3 boneless, skinless chicken thighs, cubed
¼ tsp black pepper + a few shakes
4 tbsp unsalted butter, divided
2 tbsp olive oil
2 large celery ribs, diced
2 large carrots, peeled and diced
1 red bell pepper, seeded and diced
1 orange bell pepper, seeded and diced
1 large yellow onion, diced
3 large potatoes, peeled and diced
1 tbsp flour
¼ tsp cayenne pepper
¼ tsp garlic powder
4 cups unsalted chicken broth
½ dry white wine
fresh parsley for topping
Heat 1 tablespoon butter and 1 teaspoon olive oil in a large Dutch oven over medium heat.
Add the chicken and season with a few shakes of black pepper. Brown on all sides, then remove the chicken and set aside.
In the same pot, add 2 tablespoons butter and 1 teaspoon olive oil.
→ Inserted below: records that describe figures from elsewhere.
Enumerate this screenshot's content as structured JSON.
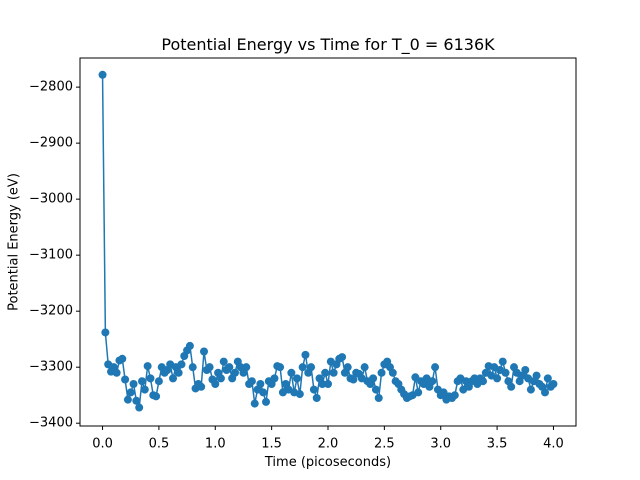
{
  "chart_data": {
    "type": "line",
    "title": "Potential Energy vs Time for T_0 = 6136K",
    "xlabel": "Time (picoseconds)",
    "ylabel": "Potential Energy (eV)",
    "color": "#1f77b4",
    "markers": true,
    "xlim": [
      -0.2,
      4.2
    ],
    "ylim": [
      -3405,
      -2748
    ],
    "xticks": [
      {
        "value": 0,
        "label": "0.0"
      },
      {
        "value": 0.5,
        "label": "0.5"
      },
      {
        "value": 1,
        "label": "1.0"
      },
      {
        "value": 1.5,
        "label": "1.5"
      },
      {
        "value": 2,
        "label": "2.0"
      },
      {
        "value": 2.5,
        "label": "2.5"
      },
      {
        "value": 3,
        "label": "3.0"
      },
      {
        "value": 3.5,
        "label": "3.5"
      },
      {
        "value": 4,
        "label": "4.0"
      }
    ],
    "yticks": [
      {
        "value": -3400,
        "label": "−3400"
      },
      {
        "value": -3300,
        "label": "−3300"
      },
      {
        "value": -3200,
        "label": "−3200"
      },
      {
        "value": -3100,
        "label": "−3100"
      },
      {
        "value": -3000,
        "label": "−3000"
      },
      {
        "value": -2900,
        "label": "−2900"
      },
      {
        "value": -2800,
        "label": "−2800"
      }
    ],
    "x": [
      0,
      0.025,
      0.05,
      0.075,
      0.1,
      0.125,
      0.15,
      0.175,
      0.2,
      0.225,
      0.25,
      0.275,
      0.3,
      0.325,
      0.35,
      0.375,
      0.4,
      0.425,
      0.45,
      0.475,
      0.5,
      0.525,
      0.55,
      0.575,
      0.6,
      0.625,
      0.65,
      0.675,
      0.7,
      0.725,
      0.75,
      0.775,
      0.8,
      0.825,
      0.85,
      0.875,
      0.9,
      0.925,
      0.95,
      0.975,
      1,
      1.025,
      1.05,
      1.075,
      1.1,
      1.125,
      1.15,
      1.175,
      1.2,
      1.225,
      1.25,
      1.275,
      1.3,
      1.325,
      1.35,
      1.375,
      1.4,
      1.425,
      1.45,
      1.475,
      1.5,
      1.525,
      1.55,
      1.575,
      1.6,
      1.625,
      1.65,
      1.675,
      1.7,
      1.725,
      1.75,
      1.775,
      1.8,
      1.825,
      1.85,
      1.875,
      1.9,
      1.925,
      1.95,
      1.975,
      2,
      2.025,
      2.05,
      2.075,
      2.1,
      2.125,
      2.15,
      2.175,
      2.2,
      2.225,
      2.25,
      2.275,
      2.3,
      2.325,
      2.35,
      2.375,
      2.4,
      2.425,
      2.45,
      2.475,
      2.5,
      2.525,
      2.55,
      2.575,
      2.6,
      2.625,
      2.65,
      2.675,
      2.7,
      2.725,
      2.75,
      2.775,
      2.8,
      2.825,
      2.85,
      2.875,
      2.9,
      2.925,
      2.95,
      2.975,
      3,
      3.025,
      3.05,
      3.075,
      3.1,
      3.125,
      3.15,
      3.175,
      3.2,
      3.225,
      3.25,
      3.275,
      3.3,
      3.325,
      3.35,
      3.375,
      3.4,
      3.425,
      3.45,
      3.475,
      3.5,
      3.525,
      3.55,
      3.575,
      3.6,
      3.625,
      3.65,
      3.675,
      3.7,
      3.725,
      3.75,
      3.775,
      3.8,
      3.825,
      3.85,
      3.875,
      3.9,
      3.925,
      3.95,
      3.975,
      4
    ],
    "values": [
      -2778,
      -3238,
      -3295,
      -3308,
      -3300,
      -3310,
      -3288,
      -3285,
      -3322,
      -3358,
      -3345,
      -3330,
      -3360,
      -3372,
      -3325,
      -3340,
      -3298,
      -3320,
      -3350,
      -3352,
      -3325,
      -3300,
      -3310,
      -3305,
      -3295,
      -3320,
      -3300,
      -3310,
      -3295,
      -3280,
      -3270,
      -3262,
      -3300,
      -3338,
      -3330,
      -3335,
      -3272,
      -3305,
      -3300,
      -3322,
      -3330,
      -3310,
      -3320,
      -3290,
      -3305,
      -3300,
      -3320,
      -3310,
      -3290,
      -3300,
      -3310,
      -3300,
      -3330,
      -3325,
      -3365,
      -3340,
      -3330,
      -3345,
      -3362,
      -3325,
      -3330,
      -3320,
      -3298,
      -3300,
      -3345,
      -3330,
      -3340,
      -3310,
      -3345,
      -3320,
      -3348,
      -3300,
      -3278,
      -3310,
      -3300,
      -3340,
      -3355,
      -3320,
      -3330,
      -3310,
      -3330,
      -3290,
      -3310,
      -3295,
      -3285,
      -3282,
      -3310,
      -3300,
      -3320,
      -3322,
      -3310,
      -3312,
      -3320,
      -3300,
      -3325,
      -3330,
      -3320,
      -3340,
      -3355,
      -3310,
      -3295,
      -3290,
      -3300,
      -3310,
      -3325,
      -3330,
      -3340,
      -3348,
      -3355,
      -3352,
      -3350,
      -3318,
      -3345,
      -3325,
      -3330,
      -3320,
      -3335,
      -3325,
      -3300,
      -3340,
      -3350,
      -3345,
      -3358,
      -3352,
      -3355,
      -3350,
      -3325,
      -3320,
      -3340,
      -3325,
      -3335,
      -3325,
      -3320,
      -3330,
      -3320,
      -3325,
      -3310,
      -3298,
      -3315,
      -3300,
      -3320,
      -3305,
      -3290,
      -3310,
      -3325,
      -3335,
      -3300,
      -3310,
      -3325,
      -3315,
      -3305,
      -3320,
      -3340,
      -3325,
      -3315,
      -3330,
      -3335,
      -3345,
      -3320,
      -3335,
      -3330
    ]
  }
}
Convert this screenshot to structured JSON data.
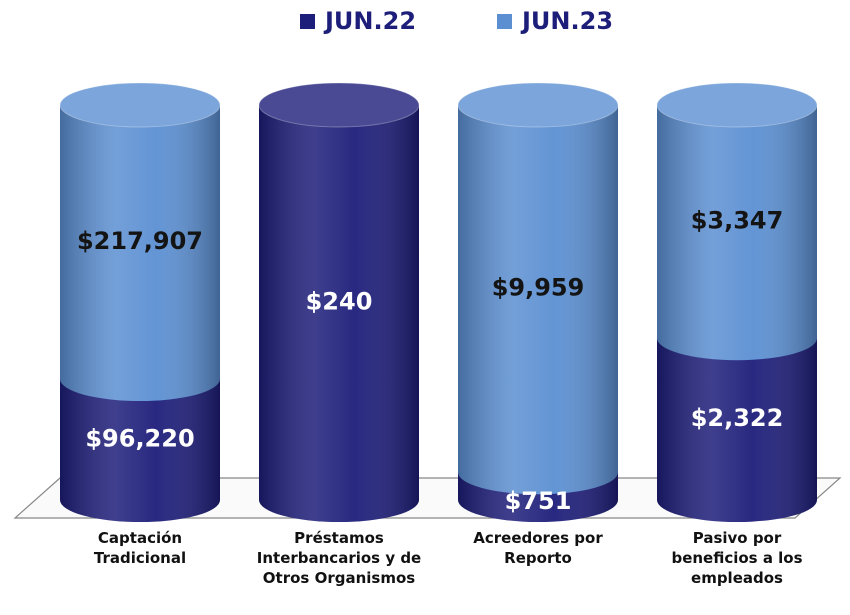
{
  "chart_data": {
    "type": "bar",
    "stacked": true,
    "normalized": true,
    "categories": [
      "Captación Tradicional",
      "Préstamos Interbancarios y de Otros Organismos",
      "Acreedores por Reporto",
      "Pasivo por beneficios a los empleados"
    ],
    "series": [
      {
        "name": "JUN.22",
        "color": "#1d1d7a",
        "values": [
          96220,
          240,
          751,
          2322
        ],
        "value_labels": [
          "$96,220",
          "$240",
          "$751",
          "$2,322"
        ]
      },
      {
        "name": "JUN.23",
        "color": "#5b8fd2",
        "values": [
          217907,
          null,
          9959,
          3347
        ],
        "value_labels": [
          "$217,907",
          null,
          "$9,959",
          "$3,347"
        ]
      }
    ],
    "legend": "top"
  }
}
Add the onions, carrots, celery, bell peppers, and potatoes. Cook over medium heat, stirring occasionally, until the vegetables begin to soften.
Sprinkle the vegetables with 3 tbsp flour, black pepper, garlic powder, and cayenne pepper. Stir well to coat the vegetables evenly.
Add the wine and chicken broth and bring to a boil. Reduce heat to a simmer.
Return the chicken to the pot and cook until the chicken is fully cooked and reaches a safe internal temperature.
Melt 1 tablespoons butter in the microwave and stir in 1 tablespoons flour to make a smooth paste. Stir this into the stew and simmer until thickened.
While the stew simmers prepare the biscuits. (See recipe)
Place prepared biscuits on top of the stew, cover, and simmer for 10 minutes until biscuits are cooked through.
Serve hot, garnish with parsley and enjoy.